講演情報

[SY9-1]大学教育におけるEBMトレーニングの実践―学部・実務実習・卒後教育を通して何ができるか―

上田 昌宏(摂南大学薬学部)
〇略歴:
2013年 兵庫医療大学薬学部 卒業
2013年 兵庫医科大学病院 薬剤部
2017年 兵庫医科大学ささやま医療センター 薬剤室(出向)
2018年 兵庫医療大学大学院 薬学研究科 博士課程 修了
2019年 摂南大学薬学部 特任助教
2023年 摂南大学薬学部 講師 現在に至る

【受賞歴】
2019年度日本薬学教育学会 教育研究奨励賞 受賞
〇本文:
 本講演では、学部教育、実務実習、卒後教育におけるEBM教育の実際について取り上げる。学部教育における臨床準備教育の段階では、EBM実践プロセスのStep 1〜3(問題の定式化、情報検索、情報の批判的吟味)を中心に学修し、Step 4(患者への適用)は「does」の環境である実務実習において実践的に学ぶことが望ましい。ただし、Step 4の実践には、実務実習までに「shows how」のトレーニングを段階的に積む必要があり、その基盤としてStep 1〜3の洗練が不可欠である。これら一連の流れを短期間で修得することは難しく、低学年次からの継続的な学修を行うことが求められる。
 令和4年度の薬学教育モデル・コア・カリキュラム改訂(令和版コアカリ)により、学部教育における教育内容の自由度が高くなり、各大学が教育内容に濃淡をつけることが可能となった。
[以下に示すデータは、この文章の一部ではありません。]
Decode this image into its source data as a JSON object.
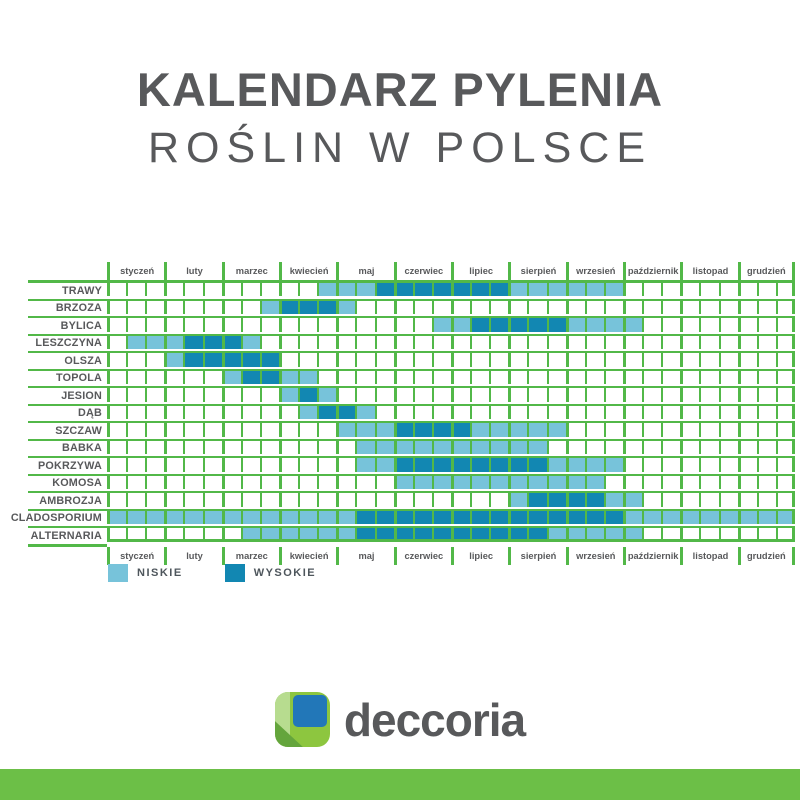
{
  "title": "KALENDARZ PYLENIA",
  "subtitle": "ROŚLIN W POLSCE",
  "legend": {
    "low_label": "NISKIE",
    "high_label": "WYSOKIE"
  },
  "logo": {
    "text": "deccoria"
  },
  "colors": {
    "low": "#77c3da",
    "high": "#1287b2",
    "grid": "#52b848",
    "ink": "#58595b",
    "bar": "#6cbf47",
    "logo_blue": "#2277b8",
    "logo_green": "#8dc63f",
    "logo_green_pale": "#b7dc8f",
    "logo_green_dark": "#64a53c"
  },
  "chart_data": {
    "type": "heatmap",
    "title": "KALENDARZ PYLENIA",
    "subtitle": "ROŚLIN W POLSCE",
    "description": "Pollen calendar; each month split into 3 cells; 0 = none, 1 = NISKIE (low), 2 = WYSOKIE (high)",
    "cells_per_month": 3,
    "legend_entries": [
      {
        "level": 1,
        "label": "NISKIE"
      },
      {
        "level": 2,
        "label": "WYSOKIE"
      }
    ],
    "months": [
      "styczeń",
      "luty",
      "marzec",
      "kwiecień",
      "maj",
      "czerwiec",
      "lipiec",
      "sierpień",
      "wrzesień",
      "październik",
      "listopad",
      "grudzień"
    ],
    "rows": [
      {
        "label": "TRAWY",
        "cells": "000000000001112222222111111000000000"
      },
      {
        "label": "BRZOZA",
        "cells": "000000001222100000000000000000000000"
      },
      {
        "label": "BYLICA",
        "cells": "000000000000000001122222111100000000"
      },
      {
        "label": "LESZCZYNA",
        "cells": "011122210000000000000000000000000000"
      },
      {
        "label": "OLSZA",
        "cells": "000122222000000000000000000000000000"
      },
      {
        "label": "TOPOLA",
        "cells": "000000122110000000000000000000000000"
      },
      {
        "label": "JESION",
        "cells": "000000000121000000000000000000000000"
      },
      {
        "label": "DĄB",
        "cells": "000000000012210000000000000000000000"
      },
      {
        "label": "SZCZAW",
        "cells": "000000000000111222211111000000000000"
      },
      {
        "label": "BABKA",
        "cells": "000000000000011111111110000000000000"
      },
      {
        "label": "POKRZYWA",
        "cells": "000000000000011222222221111000000000"
      },
      {
        "label": "KOMOSA",
        "cells": "000000000000000111111111110000000000"
      },
      {
        "label": "AMBROZJA",
        "cells": "000000000000000000000122221100000000"
      },
      {
        "label": "CLADOSPORIUM",
        "cells": "111111111111122222222222222111111111"
      },
      {
        "label": "ALTERNARIA",
        "cells": "000000011111122222222221111100000000"
      }
    ]
  }
}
令和版コアカリでは、学生生活の早期から臨床を意識した教育を行い、薬剤師としての将来像を明確化することで、学生の動機付けを促すことが求められている。本学では早期体験学習に加え、臨床の入り口として、1年次に簡易な症例を用いた「問題の定式化」を行う演習を実施し、患者情報から問題を抽出する経験を積ませている。さらに、4年次では、「問題の定式化」「情報検索」「情報の批判的吟味」「患者への適用」までを講義・演習形式で行い、EBMの実践が単なる理論にとどまらず、臨床で使える知識として定着させることを目指している。これらの準備を経て実務実習に臨むことで、学生は実践的なスキルの修得が期待される。また、卒後教育では、EBMの学びなおしや生涯研鑽の場として、ワークショップなどの研修会を行い、臨床現場におけるEBM実践力を継続的に養っている。
 本講演では、1)学部教育における初年次や4年次での臨床準備教育、2)実務実習における病院実習生への長期的なEBM教育の取り組み、3)卒後教育としてのワークショップ・研修会の事例について、各学習段階における学習方略と教育効果を中心に紹介する。それぞれの段階に応じたEBM教育を通じて、薬剤師が支援する患者個々の生活・薬物療法の最適化を深化させる手法について議論したい。